OpinionJournal’s Best of the Web points to this remarkable Harvard Crimson editorial:
Dean’s office, and all 12 House Masters, a new student service is sweeping onto campus. Dormaid, founded by Michael E. Kopko ’07, is a cleaning service that allows students to avoid the perennial problem of dingy, smutty, questionably-habitable rooms. But as appealing as the thought of a perpetually tidy room may be, . . . Dormaid could potentially mess up as many rooms as it cleans. By creating yet another differential between the haves and have-nots on campus, Dormaid threatens our student unity. . . .
A service like Dormaid can bring many levels of awkwardness into this picture.

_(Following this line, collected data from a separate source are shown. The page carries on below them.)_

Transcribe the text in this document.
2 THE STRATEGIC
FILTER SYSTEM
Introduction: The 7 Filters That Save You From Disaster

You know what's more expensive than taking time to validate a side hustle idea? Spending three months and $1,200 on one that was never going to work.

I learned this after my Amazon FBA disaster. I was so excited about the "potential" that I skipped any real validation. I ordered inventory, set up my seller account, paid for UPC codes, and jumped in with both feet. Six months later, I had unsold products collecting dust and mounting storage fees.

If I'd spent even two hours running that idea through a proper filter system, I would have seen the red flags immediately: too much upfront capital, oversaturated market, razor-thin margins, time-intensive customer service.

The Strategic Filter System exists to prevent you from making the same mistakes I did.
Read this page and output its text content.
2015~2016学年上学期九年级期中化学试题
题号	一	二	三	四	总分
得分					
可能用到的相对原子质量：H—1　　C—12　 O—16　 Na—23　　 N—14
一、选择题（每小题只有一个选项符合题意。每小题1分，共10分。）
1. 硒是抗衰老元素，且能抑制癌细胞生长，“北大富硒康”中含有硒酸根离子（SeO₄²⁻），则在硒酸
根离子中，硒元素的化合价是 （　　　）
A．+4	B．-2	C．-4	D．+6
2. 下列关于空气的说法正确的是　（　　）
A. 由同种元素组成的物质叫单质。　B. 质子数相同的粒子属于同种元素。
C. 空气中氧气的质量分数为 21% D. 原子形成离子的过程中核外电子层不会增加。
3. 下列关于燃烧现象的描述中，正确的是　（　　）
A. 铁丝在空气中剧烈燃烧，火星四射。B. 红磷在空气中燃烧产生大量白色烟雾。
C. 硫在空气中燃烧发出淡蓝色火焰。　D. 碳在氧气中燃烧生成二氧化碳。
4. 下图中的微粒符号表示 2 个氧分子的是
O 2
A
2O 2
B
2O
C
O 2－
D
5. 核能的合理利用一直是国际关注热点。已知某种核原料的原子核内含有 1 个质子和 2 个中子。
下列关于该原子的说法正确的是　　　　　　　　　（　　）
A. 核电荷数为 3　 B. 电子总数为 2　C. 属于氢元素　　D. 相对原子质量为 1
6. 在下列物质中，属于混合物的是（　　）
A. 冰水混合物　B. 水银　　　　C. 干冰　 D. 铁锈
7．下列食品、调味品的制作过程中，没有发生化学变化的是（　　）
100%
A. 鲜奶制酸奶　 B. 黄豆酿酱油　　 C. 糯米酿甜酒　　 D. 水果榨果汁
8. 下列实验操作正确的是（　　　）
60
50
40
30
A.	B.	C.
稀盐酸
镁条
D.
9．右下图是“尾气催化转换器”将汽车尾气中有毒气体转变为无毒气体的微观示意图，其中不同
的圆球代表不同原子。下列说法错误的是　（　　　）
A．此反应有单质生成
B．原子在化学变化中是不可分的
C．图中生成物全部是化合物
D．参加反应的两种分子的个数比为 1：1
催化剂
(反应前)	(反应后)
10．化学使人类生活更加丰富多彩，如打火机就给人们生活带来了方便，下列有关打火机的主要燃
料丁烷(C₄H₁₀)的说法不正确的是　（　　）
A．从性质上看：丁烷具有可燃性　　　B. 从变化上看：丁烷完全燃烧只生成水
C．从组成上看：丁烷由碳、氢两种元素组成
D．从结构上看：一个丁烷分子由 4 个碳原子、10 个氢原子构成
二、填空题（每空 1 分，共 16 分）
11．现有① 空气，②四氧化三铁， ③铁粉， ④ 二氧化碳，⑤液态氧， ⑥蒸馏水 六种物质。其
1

For example, do two people sharing a double split the cost? What if one wants the service and the other does not? What if one cannot afford it? Hiring someone to clean dorm rooms is a convenience, but it is also an obvious display of wealth that would establish a perceived, if unspoken, barrier between students of different economic means.
Of course, the cleanliness of one’s room is a lot less obvious than the clothes one wears; and cost-splitting concerns arise when friends decide what restaurants to go to together, or even which ski trips or the like to take together. How about mandatory uniforms for Harvard students, then? Or a ban on off-campus eating? Or a prohibition on pleasure trips? How about barring students from buying nice things for their dorm rooms?
In any event, it looks like the fanatical pursuit of equality is striving for a new equality — the equality of filth.